The crowd in the market prefers sitting on rickety plastic chairs and eating with disposable plastic forks over unstable picnic type tables rather than take the damn oysters home to enjoy them with a decent and much less expensive entire bottle of white wine.

Today, after a couple of weeks of the nicest, warmest indian summer days, the curtain finally came down on summer and the rain and cold told us the party was over and that winter would soon be here. But, you could't tell it from the crowd at the market: they hustled and bustled and shoved each other around in order to eat the six oysters and buy dirt encrusted mushrooms.

Which brings me nicely to my third point: a third thing that the French hold dear is freshness! Only surpassed by the Japanese who seem to like eating fish while the poor things are still squirming around on the plate, no other country makes such a big deal of "freshness" as do the French.
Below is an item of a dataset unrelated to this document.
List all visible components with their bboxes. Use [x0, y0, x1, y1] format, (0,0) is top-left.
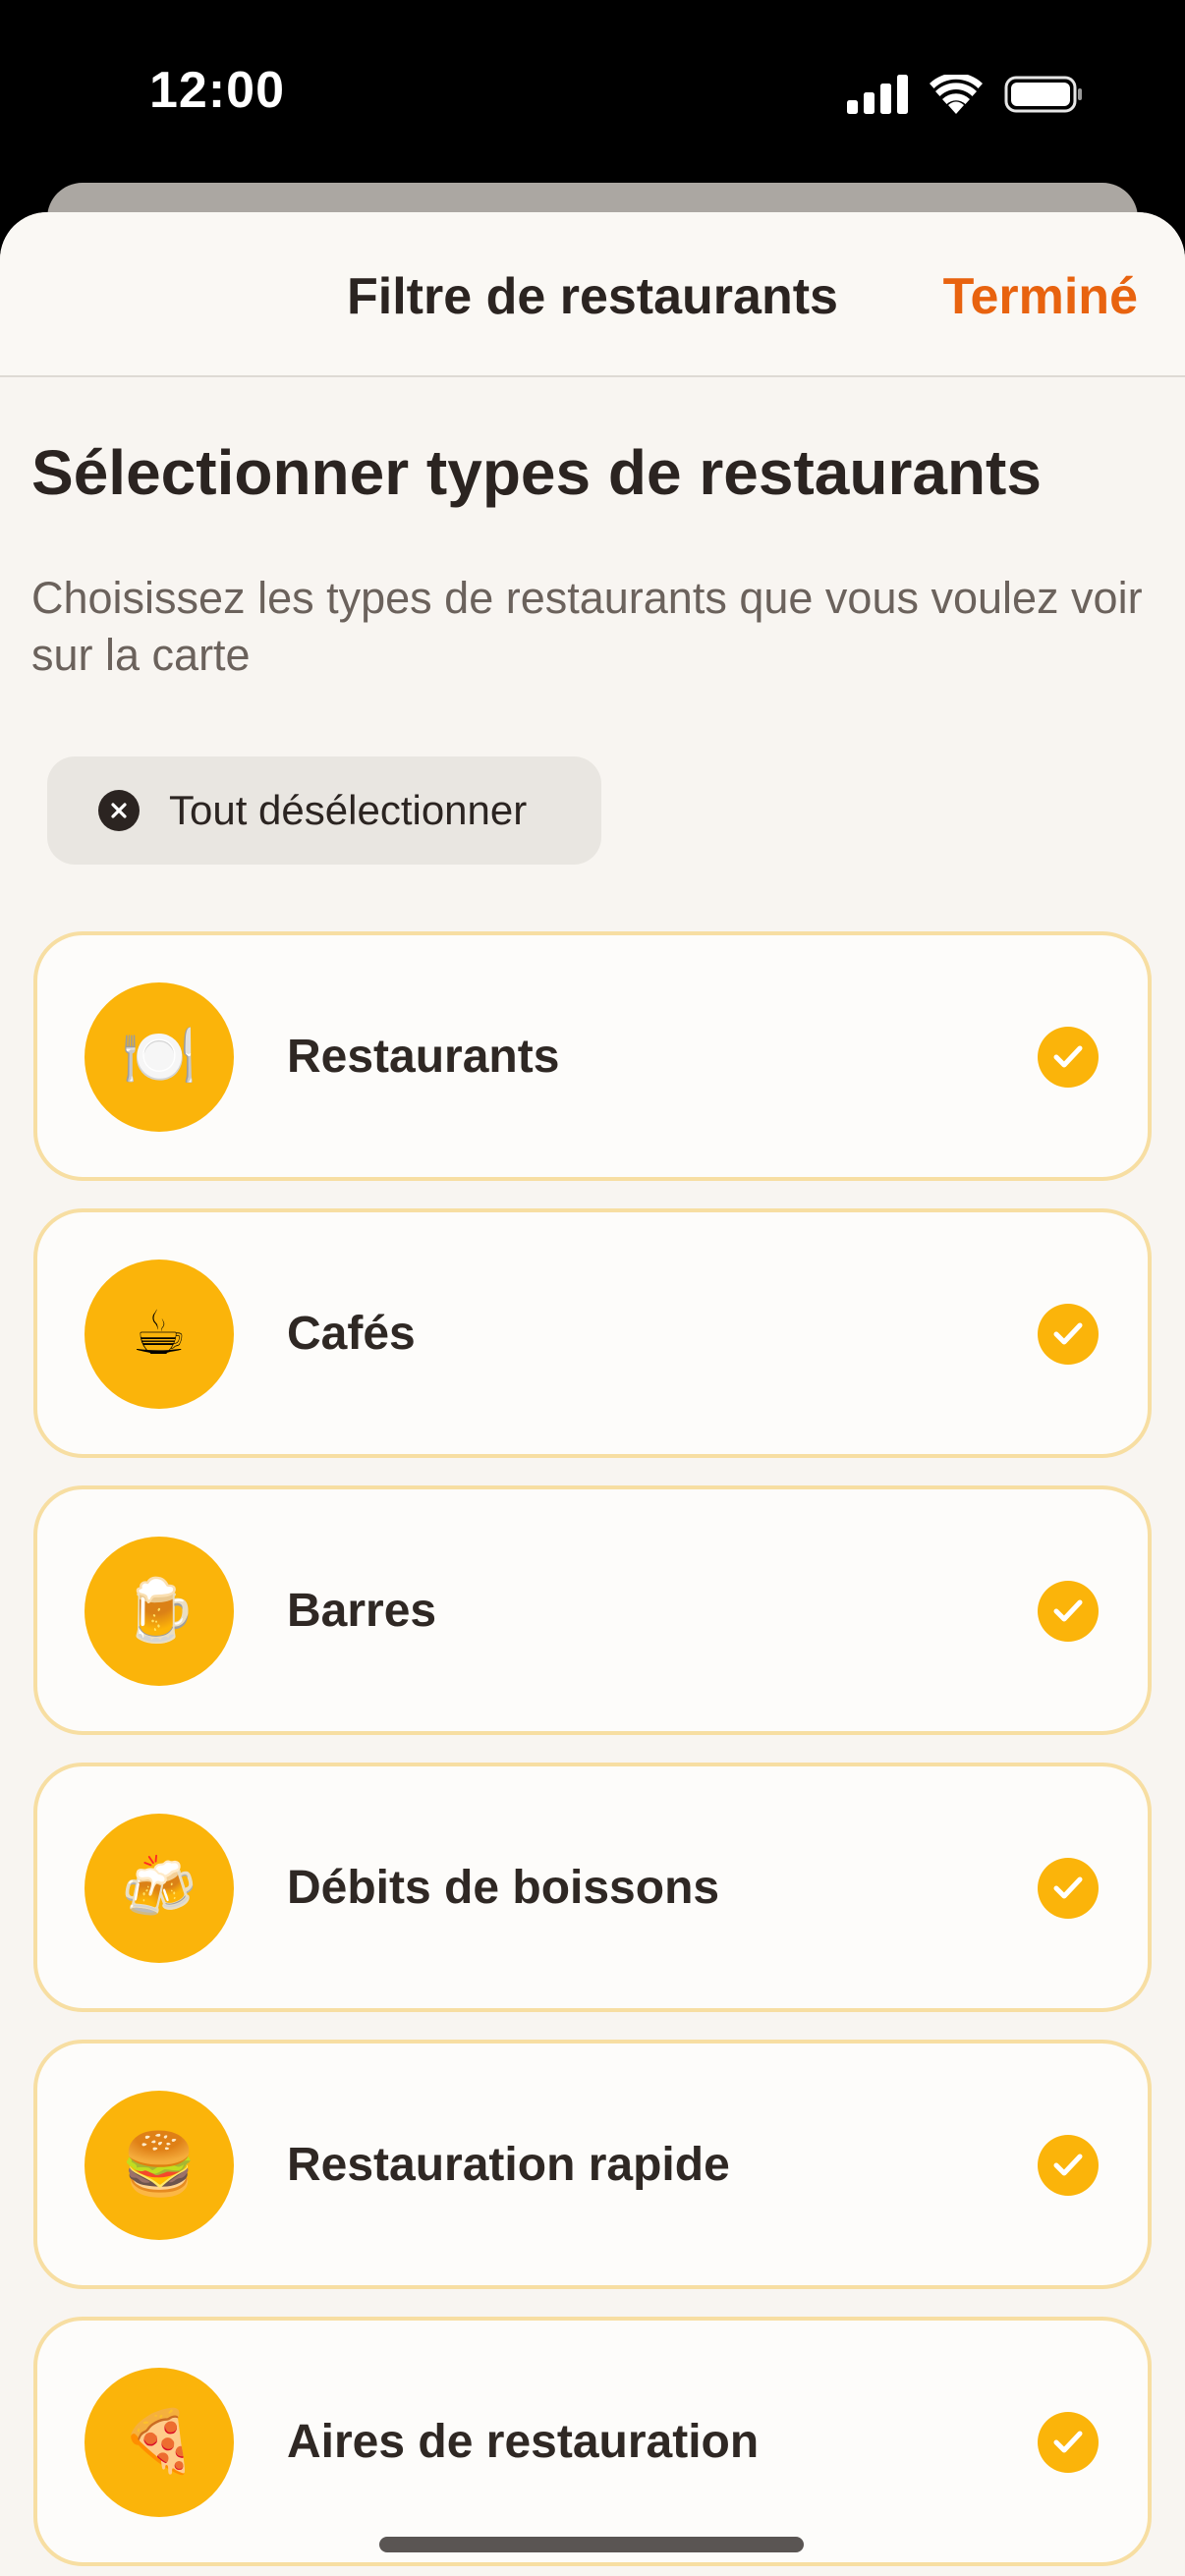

Perhaps it has to do with the fact that sometime in the past the things brought to market were indeed freshly picked vegetables and fruits, and freshly slaughtered animals. But, the only "fresh" thing I saw in the market today was the mud on the cèpes, those huge, brown mushrooms that bloom in the autumn midst the shady, humid woods. Although, according to my wife, that's a good sign. (Go figure.)

A lot of the prepared food looked pretty warmed over and the fish and meat on the counters looked like they had been in the fridge for a while. The tangerines were so fresh they were still green and the green peppers had been around so long they were turning red.

There are many things I like about France; there are many of its traditions which I like and admire. But, Market Day is not one of them. Not because of what it is but because of what modern life has made of it: the commercialization of a great tradition to the detriment of small producers and the gain of greedy merchants.

There are places, to be sure, where Market Day is still what it was meant to be. In smaller towns and villages that are not "profitable" for the roving bands of greedy merchants and hustlers of bad goods, local farmers do bring their products to the market. I remember a market day in Vic en Bigorre with farmers bringing in their live rabbits and chickens, a fellow that made and bottled fruit liqueurs; and in Gimont on a Sunday buying from a local lady a "barquette" of cherry tomatoes for one euro which are the best cherry tomatoes I have ever had.

I should start a petition on Change.org to get cities to change the name "Market Day" to "Cheap Crap at Expensive Prices Day." Market Day should be an "appellation contrôlée"and should be reserved for markets that welcome local producers of authentic and good fare.